If those other people – code for NFL front offices – are going to call his name it will likely be on Saturday when the NFL Draft wraps things up with rounds 4-7.

Though the time has passed for him to meet with any other teams face-to-face – he did meet with the likes of Cleveland and Cincinnati – Hopkins does have one last sales pitch.

"You are getting a reliable, dependable guy. I get the job done," he said. "I've been thrown in as a freshman and had to learn the concepts pretty fast. Going from tackle to playing guard the next year. Being the type of guy that when you need a job to get done, you can throw me in there and the job will get done."

Versatility is the name of his game. Hopkins started 28 games at left guard and 14 at right tackle as a Longhorn.

He surprised himself with a 32-inch vertical jump at Texas' pro day and proved he had some pop by benching 225 pounds 28 times, which would have been good enough to tie for 14th at the NFL Combine.

"I'm hearing a lot of people say they like my athleticism and the way I move," he said. "They say I have some pop."

"I'm hearing a lot of people say they like my athleticism and the way I move," he said. "They say I have some pop."
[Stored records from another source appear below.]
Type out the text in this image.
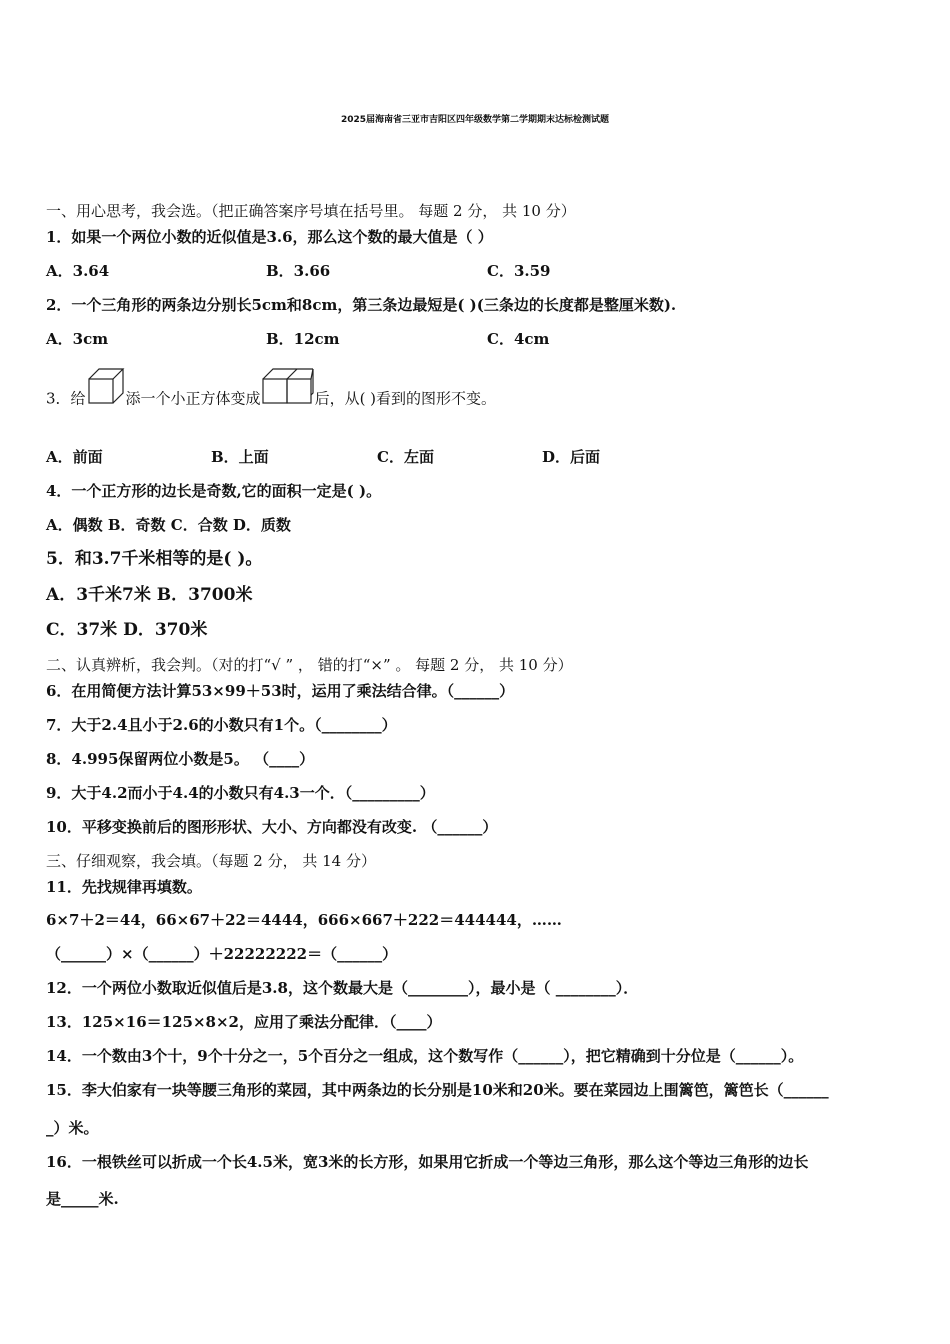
2025届海南省三亚市吉阳区四年级数学第二学期期末达标检测试题
一、用心思考，我会选。（把正确答案序号填在括号里。 每题 2 分， 共 10 分）
1．如果一个两位小数的近似值是3.6，那么这个数的最大值是（ ）
A．3.64	B．3.66	C．3.59
2．一个三角形的两条边分别长5cm和8cm，第三条边最短是( )(三条边的长度都是整厘米数).
A．3cm	B．12cm	C．4cm
3．给	添一个小正方体变成	后，从( )看到的图形不变。
A．前面	B．上面	C．左面	D．后面
4．一个正方形的边长是奇数,它的面积一定是( )。
A．偶数 B．奇数 C．合数 D．质数
5．和3.7千米相等的是( )。
A．3千米7米 B．3700米
C．37米 D．370米
二、认真辨析，我会判。（对的打“√ ” ， 错的打“×” 。 每题 2 分， 共 10 分）
6．在用简便方法计算53×99＋53时，运用了乘法结合律。（______）
7．大于2.4且小于2.6的小数只有1个。（________）
8．4.995保留两位小数是5。 （____）
9．大于4.2而小于4.4的小数只有4.3一个．（_________）
10．平移变换前后的图形形状、大小、方向都没有改变. （______）
三、仔细观察，我会填。（每题 2 分， 共 14 分）
11．先找规律再填数。
6×7＋2＝44，66×67＋22＝4444，666×667＋222＝444444，……
（______）×（______）＋22222222＝（______）
12．一个两位小数取近似值后是3.8，这个数最大是（________），最小是（ ________）．
13．125×16＝125×8×2，应用了乘法分配律．（____）
14．一个数由3个十，9个十分之一，5个百分之一组成，这个数写作（______），把它精确到十分位是（______）。
15．李大伯家有一块等腰三角形的菜园，其中两条边的长分别是10米和20米。要在菜园边上围篱笆，篱笆长（______
_）米。
16．一根铁丝可以折成一个长4.5米，宽3米的长方形，如果用它折成一个等边三角形，那么这个等边三角形的边长
是_____米.
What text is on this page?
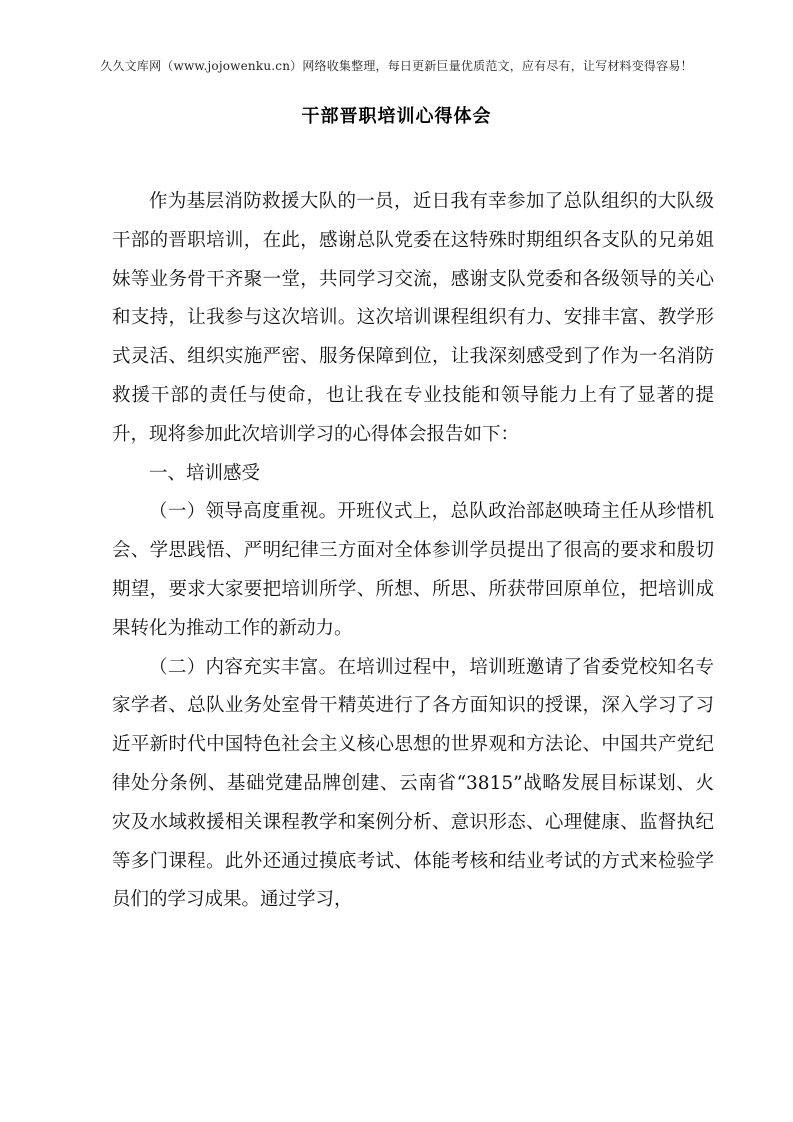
久久文库网（www.jojowenku.cn）网络收集整理，每日更新巨量优质范文，应有尽有，让写材料变得容易！
干部晋职培训心得体会

作为基层消防救援大队的一员，近日我有幸参加了总队组织的大队级干部的晋职培训，在此，感谢总队党委在这特殊时期组织各支队的兄弟姐妹等业务骨干齐聚一堂，共同学习交流，感谢支队党委和各级领导的关心和支持，让我参与这次培训。这次培训课程组织有力、安排丰富、教学形式灵活、组织实施严密、服务保障到位，让我深刻感受到了作为一名消防救援干部的责任与使命，也让我在专业技能和领导能力上有了显著的提升，现将参加此次培训学习的心得体会报告如下：

一、培训感受

（一）领导高度重视。开班仪式上，总队政治部赵映琦主任从珍惜机会、学思践悟、严明纪律三方面对全体参训学员提出了很高的要求和殷切期望，要求大家要把培训所学、所想、所思、所获带回原单位，把培训成果转化为推动工作的新动力。

（二）内容充实丰富。在培训过程中，培训班邀请了省委党校知名专家学者、总队业务处室骨干精英进行了各方面知识的授课，深入学习了习近平新时代中国特色社会主义核心思想的世界观和方法论、中国共产党纪律处分条例、基础党建品牌创建、云南省“3815”战略发展目标谋划、火灾及水域救援相关课程教学和案例分析、意识形态、心理健康、监督执纪等多门课程。此外还通过摸底考试、体能考核和结业考试的方式来检验学员们的学习成果。通过学习，
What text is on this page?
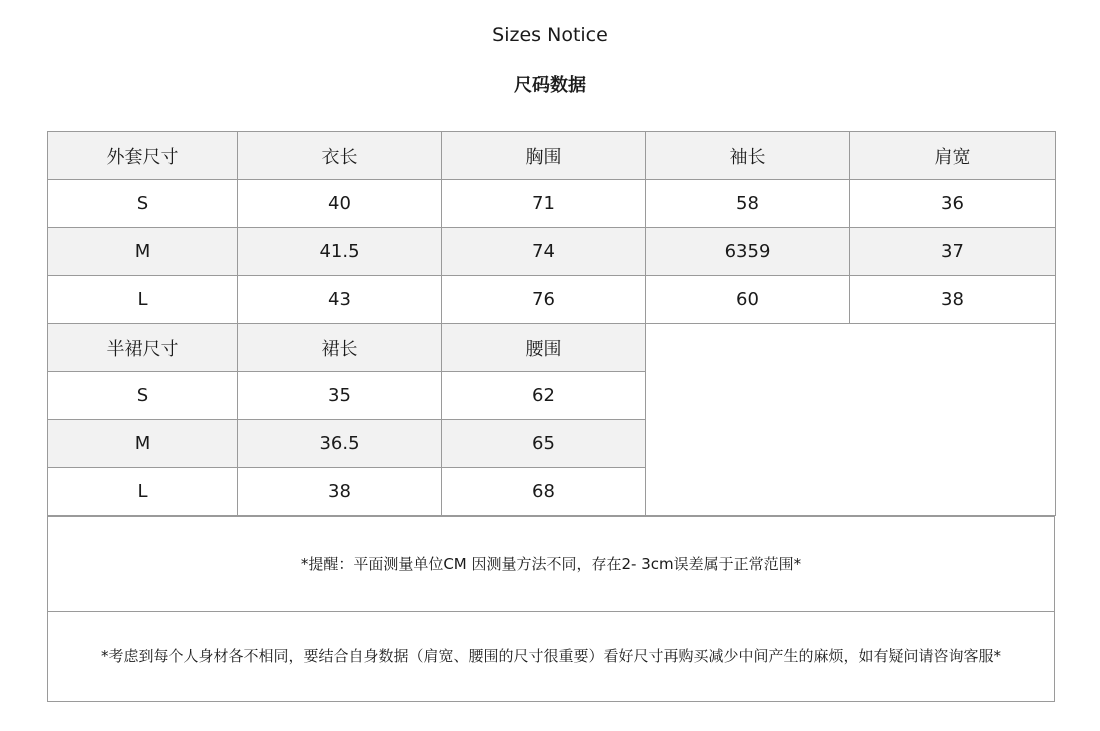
Sizes Notice
尺码数据
外套尺寸	衣长	胸围	袖长	肩宽
S	40	71	58	36
M	41.5	74	6359	37
L	43	76	60	38
半裙尺寸	裙长	腰围		
S	35	62		
M	36.5	65		
L	38	68		
*提醒：平面测量单位CM 因测量方法不同，存在2- 3cm误差属于正常范围*
*考虑到每个人身材各不相同，要结合自身数据（肩宽、腰围的尺寸很重要）看好尺寸再购买减少中间产生的麻烦，如有疑问请咨询客服*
When jobs are on the line, as they are for NFL franchises' scouting departments, it's their job to present their superiors with all the ammunition necessary to either warrant a draft pick or to pass on a prospect. Sometimes that can lead to disheartening information.

For Hopkins, the knock on him has been his size, which he's gotten used to.

"I have been knocked about my size," he said. "I'm not the typical size you want a lineman to be at but seeing the way I move, and seeing how that correlates on the field, that has impressed some teams.

"It was definitely discouraging at the beginning. But it's something that's not in my control. It's not up to me. I just have to work with what I have and make sure that what I do have is as good as it can be."

Hopkins has been in Houston trying to perfect his craft since his pro day and remains hopeful that someone will call his name.

"I just want the chance to make the team, to make somebody's roster," he said. "It's crazy to think that my time at Texas went by so fast. It's a dream of being in this situation. You just realize how few people get this opportunity."